The text examines the internal and external challenges and opportunities that people encounter throughout their lives. She discusses the conditions of infancy, conflicts in the home, parenthood, marriage, friendships in different stages of life, and love and creativity. We observe how external circumstances shape the inner world. One of the things she writes about, and which all people need to address to some extent, is how to deal with complex feelings toward one's own parents:

Our dissatisfaction with our parents for disappointing us and the feelings of hatred and revenge that this has given rise to, the feelings of guilt and despair that have arisen from hatred and revenge, because we hurt the parents we loved at the same time—we can undo all of this in retrospect and in our imagination (eliminate some of the causes of hatred) by simultaneously playing the roles of loving parents and loving children. In our unconscious fantasies, we simultaneously make amends for the damage we have caused in our imagination and for which we still unconsciously feel very guilty.
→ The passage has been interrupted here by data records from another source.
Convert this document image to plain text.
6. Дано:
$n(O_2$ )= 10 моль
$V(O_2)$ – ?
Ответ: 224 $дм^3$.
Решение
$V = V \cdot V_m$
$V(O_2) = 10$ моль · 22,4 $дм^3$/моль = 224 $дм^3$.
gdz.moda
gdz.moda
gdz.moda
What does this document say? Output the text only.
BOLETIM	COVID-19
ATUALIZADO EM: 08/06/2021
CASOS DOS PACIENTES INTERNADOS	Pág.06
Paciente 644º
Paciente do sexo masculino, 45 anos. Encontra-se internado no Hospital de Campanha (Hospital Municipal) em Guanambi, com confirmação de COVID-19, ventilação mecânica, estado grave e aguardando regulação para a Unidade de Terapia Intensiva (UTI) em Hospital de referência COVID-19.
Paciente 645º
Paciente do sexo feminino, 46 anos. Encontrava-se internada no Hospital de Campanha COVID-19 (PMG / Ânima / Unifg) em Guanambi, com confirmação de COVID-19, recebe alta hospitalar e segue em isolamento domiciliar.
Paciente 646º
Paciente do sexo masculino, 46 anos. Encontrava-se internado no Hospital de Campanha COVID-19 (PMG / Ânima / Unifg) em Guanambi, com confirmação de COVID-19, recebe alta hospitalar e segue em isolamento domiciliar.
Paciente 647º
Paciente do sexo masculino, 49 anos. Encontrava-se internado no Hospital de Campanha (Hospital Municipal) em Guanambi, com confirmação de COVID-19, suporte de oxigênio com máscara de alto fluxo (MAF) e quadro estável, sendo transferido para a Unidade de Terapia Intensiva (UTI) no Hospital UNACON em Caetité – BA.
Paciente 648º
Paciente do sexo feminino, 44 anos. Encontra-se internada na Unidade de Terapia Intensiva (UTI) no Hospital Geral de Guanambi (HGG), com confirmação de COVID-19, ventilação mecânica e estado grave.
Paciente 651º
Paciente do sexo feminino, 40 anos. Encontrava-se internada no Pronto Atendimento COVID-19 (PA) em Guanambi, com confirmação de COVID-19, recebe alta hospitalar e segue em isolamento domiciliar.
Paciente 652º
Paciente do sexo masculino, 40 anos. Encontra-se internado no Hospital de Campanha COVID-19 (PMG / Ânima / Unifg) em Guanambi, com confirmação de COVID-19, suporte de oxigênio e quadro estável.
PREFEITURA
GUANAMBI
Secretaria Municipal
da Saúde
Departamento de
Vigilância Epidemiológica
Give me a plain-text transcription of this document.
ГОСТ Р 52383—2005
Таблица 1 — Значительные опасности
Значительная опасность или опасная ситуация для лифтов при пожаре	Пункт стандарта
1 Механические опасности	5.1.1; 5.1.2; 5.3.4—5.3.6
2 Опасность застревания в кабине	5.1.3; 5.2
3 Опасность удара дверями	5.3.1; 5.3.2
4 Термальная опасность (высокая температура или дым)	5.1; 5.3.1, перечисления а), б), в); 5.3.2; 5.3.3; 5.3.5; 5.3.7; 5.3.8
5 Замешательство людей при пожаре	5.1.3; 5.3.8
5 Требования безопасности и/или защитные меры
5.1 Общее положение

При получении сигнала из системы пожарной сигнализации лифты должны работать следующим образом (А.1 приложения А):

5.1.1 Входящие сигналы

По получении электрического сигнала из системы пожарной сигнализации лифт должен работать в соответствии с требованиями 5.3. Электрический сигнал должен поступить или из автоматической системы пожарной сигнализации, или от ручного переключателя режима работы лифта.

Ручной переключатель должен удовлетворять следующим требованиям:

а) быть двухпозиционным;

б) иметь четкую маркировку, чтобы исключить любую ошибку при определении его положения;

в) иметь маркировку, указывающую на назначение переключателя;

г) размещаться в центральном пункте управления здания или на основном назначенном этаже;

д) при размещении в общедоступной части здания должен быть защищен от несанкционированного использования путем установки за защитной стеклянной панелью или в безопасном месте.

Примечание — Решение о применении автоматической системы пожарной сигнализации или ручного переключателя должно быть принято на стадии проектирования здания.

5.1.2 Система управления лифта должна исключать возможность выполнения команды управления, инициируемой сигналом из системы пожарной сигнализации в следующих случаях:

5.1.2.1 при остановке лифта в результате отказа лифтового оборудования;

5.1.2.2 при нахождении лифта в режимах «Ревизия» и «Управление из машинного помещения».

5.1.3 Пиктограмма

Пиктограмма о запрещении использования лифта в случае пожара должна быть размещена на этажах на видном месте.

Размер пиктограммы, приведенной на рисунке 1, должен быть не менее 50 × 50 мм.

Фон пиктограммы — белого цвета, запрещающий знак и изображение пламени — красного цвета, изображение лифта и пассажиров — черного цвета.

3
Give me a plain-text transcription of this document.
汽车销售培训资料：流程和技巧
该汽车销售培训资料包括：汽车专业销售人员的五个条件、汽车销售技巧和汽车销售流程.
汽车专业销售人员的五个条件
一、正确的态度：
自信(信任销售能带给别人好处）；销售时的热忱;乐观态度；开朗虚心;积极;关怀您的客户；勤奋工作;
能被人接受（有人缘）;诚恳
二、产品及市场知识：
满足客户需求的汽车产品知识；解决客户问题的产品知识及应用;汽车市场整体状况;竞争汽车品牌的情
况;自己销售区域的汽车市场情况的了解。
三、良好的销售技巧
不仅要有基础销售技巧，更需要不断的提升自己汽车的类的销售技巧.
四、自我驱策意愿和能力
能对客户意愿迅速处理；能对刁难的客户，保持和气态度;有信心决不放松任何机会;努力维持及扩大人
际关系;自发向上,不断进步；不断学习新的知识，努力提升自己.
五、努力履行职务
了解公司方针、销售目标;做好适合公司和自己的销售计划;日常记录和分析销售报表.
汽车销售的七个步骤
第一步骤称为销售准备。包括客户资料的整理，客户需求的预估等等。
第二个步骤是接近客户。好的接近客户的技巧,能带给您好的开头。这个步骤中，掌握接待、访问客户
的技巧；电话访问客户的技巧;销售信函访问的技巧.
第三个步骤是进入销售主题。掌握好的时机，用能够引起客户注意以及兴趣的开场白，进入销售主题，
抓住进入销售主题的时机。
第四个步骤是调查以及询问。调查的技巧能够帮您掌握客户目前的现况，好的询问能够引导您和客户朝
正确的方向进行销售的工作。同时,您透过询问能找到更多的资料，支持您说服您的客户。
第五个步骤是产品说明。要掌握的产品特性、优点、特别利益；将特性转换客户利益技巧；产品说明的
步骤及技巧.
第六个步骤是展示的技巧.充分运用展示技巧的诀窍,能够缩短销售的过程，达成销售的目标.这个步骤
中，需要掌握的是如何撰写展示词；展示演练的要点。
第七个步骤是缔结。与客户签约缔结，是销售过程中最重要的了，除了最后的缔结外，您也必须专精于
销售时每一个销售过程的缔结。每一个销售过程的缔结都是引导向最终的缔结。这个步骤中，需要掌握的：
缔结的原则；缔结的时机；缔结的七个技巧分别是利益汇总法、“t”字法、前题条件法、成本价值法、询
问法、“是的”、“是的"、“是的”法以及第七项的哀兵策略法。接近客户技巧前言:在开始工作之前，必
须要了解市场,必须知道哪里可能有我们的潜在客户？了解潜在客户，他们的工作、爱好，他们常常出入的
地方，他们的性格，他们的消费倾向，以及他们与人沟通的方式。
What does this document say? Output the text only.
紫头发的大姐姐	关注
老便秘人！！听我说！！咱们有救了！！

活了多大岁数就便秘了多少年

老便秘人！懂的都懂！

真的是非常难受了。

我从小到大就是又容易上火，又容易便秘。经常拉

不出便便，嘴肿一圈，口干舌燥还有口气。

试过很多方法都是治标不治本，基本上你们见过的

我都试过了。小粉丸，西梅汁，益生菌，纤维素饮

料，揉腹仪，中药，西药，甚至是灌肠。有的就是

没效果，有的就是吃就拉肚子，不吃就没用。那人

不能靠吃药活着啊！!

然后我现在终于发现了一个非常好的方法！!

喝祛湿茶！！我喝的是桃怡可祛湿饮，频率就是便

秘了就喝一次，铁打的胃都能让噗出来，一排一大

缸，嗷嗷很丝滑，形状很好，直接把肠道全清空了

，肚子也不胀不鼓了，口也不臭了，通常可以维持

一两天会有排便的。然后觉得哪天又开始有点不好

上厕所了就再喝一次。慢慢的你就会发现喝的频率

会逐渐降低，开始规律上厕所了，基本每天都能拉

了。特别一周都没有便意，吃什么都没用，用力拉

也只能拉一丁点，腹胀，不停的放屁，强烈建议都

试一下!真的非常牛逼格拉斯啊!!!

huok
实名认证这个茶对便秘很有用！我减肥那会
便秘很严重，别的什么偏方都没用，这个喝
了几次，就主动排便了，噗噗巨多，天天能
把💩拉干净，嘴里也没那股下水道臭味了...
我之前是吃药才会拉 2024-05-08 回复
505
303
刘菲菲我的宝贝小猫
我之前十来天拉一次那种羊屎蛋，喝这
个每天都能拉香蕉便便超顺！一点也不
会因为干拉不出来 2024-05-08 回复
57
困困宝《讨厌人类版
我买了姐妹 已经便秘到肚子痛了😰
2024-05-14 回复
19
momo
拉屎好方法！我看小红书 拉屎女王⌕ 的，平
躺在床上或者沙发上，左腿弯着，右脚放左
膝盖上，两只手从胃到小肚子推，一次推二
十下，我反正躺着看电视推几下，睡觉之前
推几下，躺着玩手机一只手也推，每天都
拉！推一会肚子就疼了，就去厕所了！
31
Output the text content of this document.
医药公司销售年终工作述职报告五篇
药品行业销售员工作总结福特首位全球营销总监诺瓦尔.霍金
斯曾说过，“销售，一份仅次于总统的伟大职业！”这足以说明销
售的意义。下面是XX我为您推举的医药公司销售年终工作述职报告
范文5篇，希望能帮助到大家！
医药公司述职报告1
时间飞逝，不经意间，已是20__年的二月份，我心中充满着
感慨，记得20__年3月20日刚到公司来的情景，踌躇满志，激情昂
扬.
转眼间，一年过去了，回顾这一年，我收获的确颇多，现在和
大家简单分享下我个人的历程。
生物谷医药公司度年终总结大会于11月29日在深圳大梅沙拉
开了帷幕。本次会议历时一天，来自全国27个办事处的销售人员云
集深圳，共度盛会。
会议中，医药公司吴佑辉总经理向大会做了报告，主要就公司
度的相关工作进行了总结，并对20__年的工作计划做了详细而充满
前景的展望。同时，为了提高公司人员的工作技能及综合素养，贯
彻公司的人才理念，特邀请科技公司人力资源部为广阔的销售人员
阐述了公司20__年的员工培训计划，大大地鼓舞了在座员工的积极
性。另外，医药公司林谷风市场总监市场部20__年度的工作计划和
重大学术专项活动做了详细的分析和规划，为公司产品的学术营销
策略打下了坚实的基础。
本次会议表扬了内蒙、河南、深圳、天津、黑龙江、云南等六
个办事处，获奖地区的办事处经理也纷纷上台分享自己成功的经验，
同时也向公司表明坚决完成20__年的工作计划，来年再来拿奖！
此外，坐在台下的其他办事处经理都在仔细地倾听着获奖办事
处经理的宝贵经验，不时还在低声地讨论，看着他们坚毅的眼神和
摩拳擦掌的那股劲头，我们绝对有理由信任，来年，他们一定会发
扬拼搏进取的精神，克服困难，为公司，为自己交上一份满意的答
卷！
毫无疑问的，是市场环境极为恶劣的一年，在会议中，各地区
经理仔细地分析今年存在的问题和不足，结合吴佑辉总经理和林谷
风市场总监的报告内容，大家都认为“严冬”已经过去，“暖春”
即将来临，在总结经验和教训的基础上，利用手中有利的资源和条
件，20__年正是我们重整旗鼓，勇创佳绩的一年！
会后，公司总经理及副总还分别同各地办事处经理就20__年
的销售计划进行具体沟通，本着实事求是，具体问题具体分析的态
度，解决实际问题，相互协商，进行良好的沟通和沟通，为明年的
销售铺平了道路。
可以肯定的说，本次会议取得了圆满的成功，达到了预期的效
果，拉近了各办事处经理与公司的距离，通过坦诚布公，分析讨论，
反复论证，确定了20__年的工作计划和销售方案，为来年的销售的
It is common for people who feel anger toward their parents to feel a strong need to resolve conflicts with them, set boundaries, or in some cases distance themselves. We often do this with an open or hidden desire that they will eventually understand us and shape up. However, the likelihood of this happening is not enough to build either hope or disappointment on. Klein helps us to distinguish between the external parent and the one we carry within us, regardless of whether they are present or not, dead or alive:

If the analysis of our patients reduces the anxiety caused by destructive and persecutory inner parents, it follows that hatred and, in turn, anxiety are reduced, and patients can revise their relationship with their parents—whether they are alive or dead—and, to some extent, restore them even if the patients have good reasons for disapproval. This greater tolerance enables them to build up "good" parental figures more firmly within themselves, alongside the "evil" inner objects, or rather to mitigate their fear of these "evil" objects by placing their trust in the "good" objects. This means that it becomes possible for them to experience feelings—grief, guilt, and loss as well as love and trust—so that they can go through the grieving process but get over it and finally overcome the infantile depressive position, which they did not manage to do during childhood.

Melanie Klein psychoanalyst

Klein's article is comprehensive in its ambitious approach, and she concludes her text with a simple statement: If we are to have adult and mature relationships with other people, as they actually are, we must find a way to accept the shortcomings of our parents, ourselves, and other people. If I can tolerate the grief of things not turning out exactly as I wanted them to, then there is room for love.

Finally, I would like to say that a good relationship with ourselves is a prerequisite for love, tolerance, and wisdom toward others. This good relationship with ourselves has, as I have tried to show, partly developed from a friendly, loving, and understanding attitude toward others, namely those who meant a lot to us in the past and whose relationship with us has become part of our inner selves and our personalities. If, deep down in our unconscious imagination, we have managed to clear away all resentment from our feelings toward our parents and have forgiven them for the frustrations we had to endure, then we can find peace with ourselves and love others in the true sense of the word.